Second, we need to verify Imf = G1/K1 x G2/K2.
Last, we need to verify Kerf = K1 x K2.

Then, I have define a homomorphism such that f[(g1, g2)] = (g1k1, g2k2), where g1,g2 are elements in G1 x G2, and k1,k2 are elements in K1 x K2.
Then we need to show f[(g1,g2)(g1',g2')] = f[(g1,g2)]f[(g1',g2')].
So, f[(g1,g2)(g1',g2')] = [(g1k1, g2k2)][(g1'k1, g2'k2)] = [(g1g1'k1, g2g2'k2)] = g1g1'k1 x g2g2'k2 = G/K1 x G2/K2.

Can anyone please help me verify this is a good defined homomorphism.
I am confused because of the direct product part. Thank you!

Your homomorphism (as it is written now) does not even appear to have the appropriate domain and codomain. You'd like to map an element of $(G_1 times G_2) / (K_1 times K_2)$ to an element of $G_1 / K_1 times G_2 / K_2$. What do elements of these two groups look like?
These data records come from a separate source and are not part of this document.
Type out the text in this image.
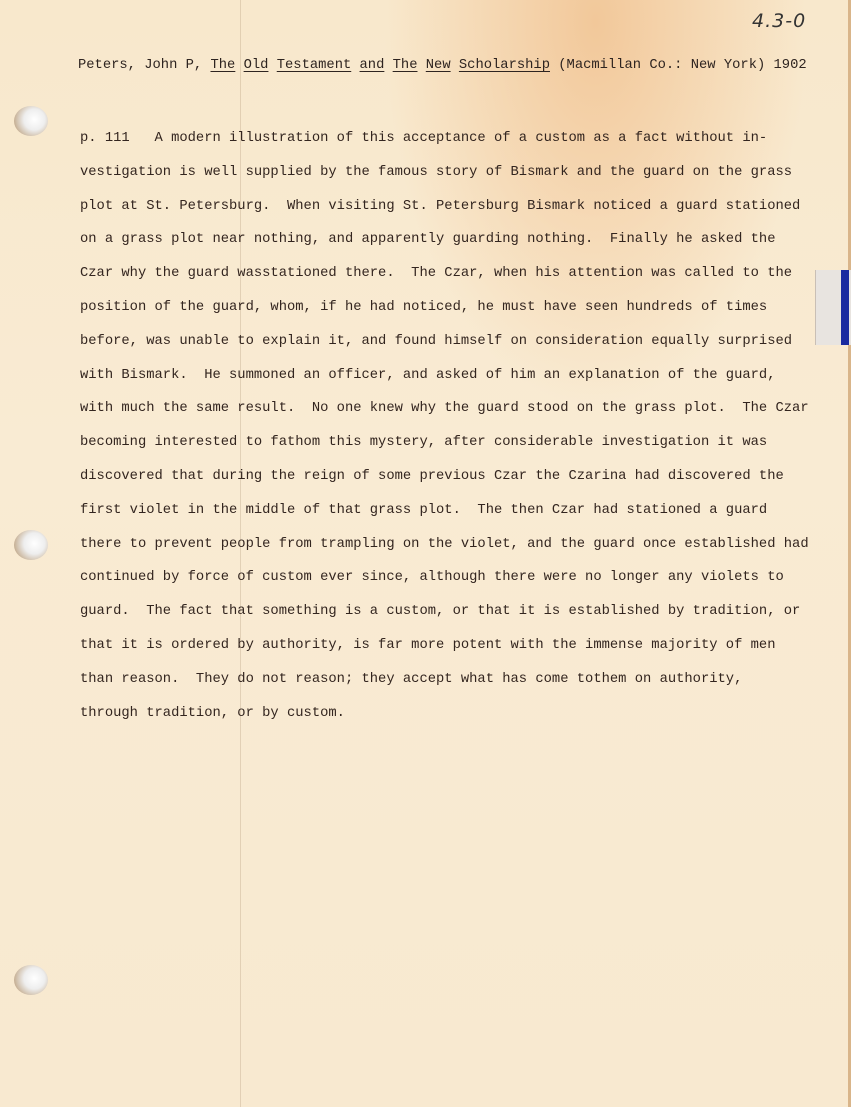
4.3-0
Peters, John P, The Old Testament and The New Scholarship (Macmillan Co.: New York) 1902
p. 111   A modern illustration of this acceptance of a custom as a fact without in-
vestigation is well supplied by the famous story of Bismark and the guard on the grass
plot at St. Petersburg.  When visiting St. Petersburg Bismark noticed a guard stationed
on a grass plot near nothing, and apparently guarding nothing.  Finally he asked the
Czar why the guard wasstationed there.  The Czar, when his attention was called to the
position of the guard, whom, if he had noticed, he must have seen hundreds of times
before, was unable to explain it, and found himself on consideration equally surprised
with Bismark.  He summoned an officer, and asked of him an explanation of the guard,
with much the same result.  No one knew why the guard stood on the grass plot.  The Czar
becoming interested to fathom this mystery, after considerable investigation it was
discovered that during the reign of some previous Czar the Czarina had discovered the
first violet in the middle of that grass plot.  The then Czar had stationed a guard
there to prevent people from trampling on the violet, and the guard once established had
continued by force of custom ever since, although there were no longer any violets to
guard.  The fact that something is a custom, or that it is established by tradition, or
that it is ordered by authority, is far more potent with the immense majority of men
than reason.  They do not reason; they accept what has come tothem on authority,
through tradition, or by custom.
They should look like cosets. Elements of the quotient group $(G_1 times G_2) / (K_1 times K_1)$ are of the form $(g_1,g_2)(K_1times K_2)$; they should not be written merely using their coset representatives from the group $G_1 times G_2$. It is important that you have some grasp of the objects you are mapping between before you try to write out this mapping.

EDIT: The domain and codomain of a function $f$ are the sets that function maps from and into, respectively. If your goal is to write a homomorphism (which is a special kind of function) between two sets (which in your case happen to be groups), then you will need to make sure that your function takes in elements of the former set and yields elements of the latter. None of your attempts (either in the question or in comments) has satisfied this. You have not even defined a function between the correct sets, much less a well-defined homomorphism!